4) Smażyć należy w dwóch etapach, na początku na średnim ogniu, aby utworzyć chrupiącą skórkę, a następnie na silnym, żeby podrumienić.
5) Nie należy wkładać zbyt wiele ziemniaków naraz, ponieważ temperatura oleju gwałtownie spadnie i kartofle zaczną się dusić i wciągać olej, a nie prawidłowo się smażyć. To samo dotyczy rzetelnego rozgrzania oleju przed rozpoczęciem smażenia ziemniaków, a także utrzymywanie stabilnej temperatury podczas smażenia.
6) Należy smażyć na oleju roślinnym. Najlepszy będzie rzepakowy, kukurydziany, słonecznikowy (wcale nie daje najlepszych rezultatów dla smażenia we frytkownicy) lub arachidowy. One bardzo dobrze utrzymują temperaturę. Niektórzy smakosze twierdzą, że nie ma lepszego smaku frytek niż smażone na wołowym tłuszczu i też mają prawo tak twierdzić! Nie polecam kupować specjalnego tłuszczu do smażenia we frytkownicy. Lepiej oszczędzać swoje zdrowie! Występują w nim jedynie tłuszcze trans, które mają negatywny wpływ na Wasze zdrowie i sprzyjają zapadalności na raka!

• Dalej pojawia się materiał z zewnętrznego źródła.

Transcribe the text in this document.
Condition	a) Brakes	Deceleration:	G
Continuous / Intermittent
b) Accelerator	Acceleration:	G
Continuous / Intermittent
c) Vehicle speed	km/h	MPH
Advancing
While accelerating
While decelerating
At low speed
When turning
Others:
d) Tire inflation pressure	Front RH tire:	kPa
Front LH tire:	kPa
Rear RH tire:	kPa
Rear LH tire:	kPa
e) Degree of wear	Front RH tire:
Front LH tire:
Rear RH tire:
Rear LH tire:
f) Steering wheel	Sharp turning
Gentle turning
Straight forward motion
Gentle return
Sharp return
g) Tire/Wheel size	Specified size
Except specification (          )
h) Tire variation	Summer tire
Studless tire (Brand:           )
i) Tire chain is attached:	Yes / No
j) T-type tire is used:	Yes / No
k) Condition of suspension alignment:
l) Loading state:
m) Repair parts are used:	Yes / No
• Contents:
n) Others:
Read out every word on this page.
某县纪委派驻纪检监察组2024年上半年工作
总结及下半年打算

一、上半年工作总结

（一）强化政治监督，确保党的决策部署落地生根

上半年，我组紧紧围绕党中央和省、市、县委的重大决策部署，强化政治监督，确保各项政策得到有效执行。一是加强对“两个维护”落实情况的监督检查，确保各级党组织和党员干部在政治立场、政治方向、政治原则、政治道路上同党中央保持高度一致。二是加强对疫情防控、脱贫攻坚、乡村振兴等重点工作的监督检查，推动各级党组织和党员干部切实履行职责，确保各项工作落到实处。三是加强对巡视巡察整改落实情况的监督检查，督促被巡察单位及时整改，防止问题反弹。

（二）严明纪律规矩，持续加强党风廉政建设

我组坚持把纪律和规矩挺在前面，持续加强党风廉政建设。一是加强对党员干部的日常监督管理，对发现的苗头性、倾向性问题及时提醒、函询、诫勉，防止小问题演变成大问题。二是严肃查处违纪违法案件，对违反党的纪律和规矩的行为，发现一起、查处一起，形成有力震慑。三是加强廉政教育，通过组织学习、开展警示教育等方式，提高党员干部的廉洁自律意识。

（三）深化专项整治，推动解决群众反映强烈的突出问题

7) Należy solić ziemniaki na samym końcu! Podobnie robić z różnymi przyprawami lub ziołami, czyli dodawać je od razu po usmażeniu, gdy ziemniaki są jeszcze gorące i olej połyskuje na powierzchni frytek.
Cóż, to chyba wszystko! Istnieje wiele sposobów przygotowania "idealnych" frytek, jak np.: podwójne smażenie (bez gotowania), wstępne zamrażanie lub metoda gotowania i podwójnego smażenia z chłodzeniem na każdym etapie i tak dalej ... Opisana poniżej w przepisie metoda smażenia frytek najbardziej mi odpowiada i po wielu próbach ten sposób najlepiej się sprawdza!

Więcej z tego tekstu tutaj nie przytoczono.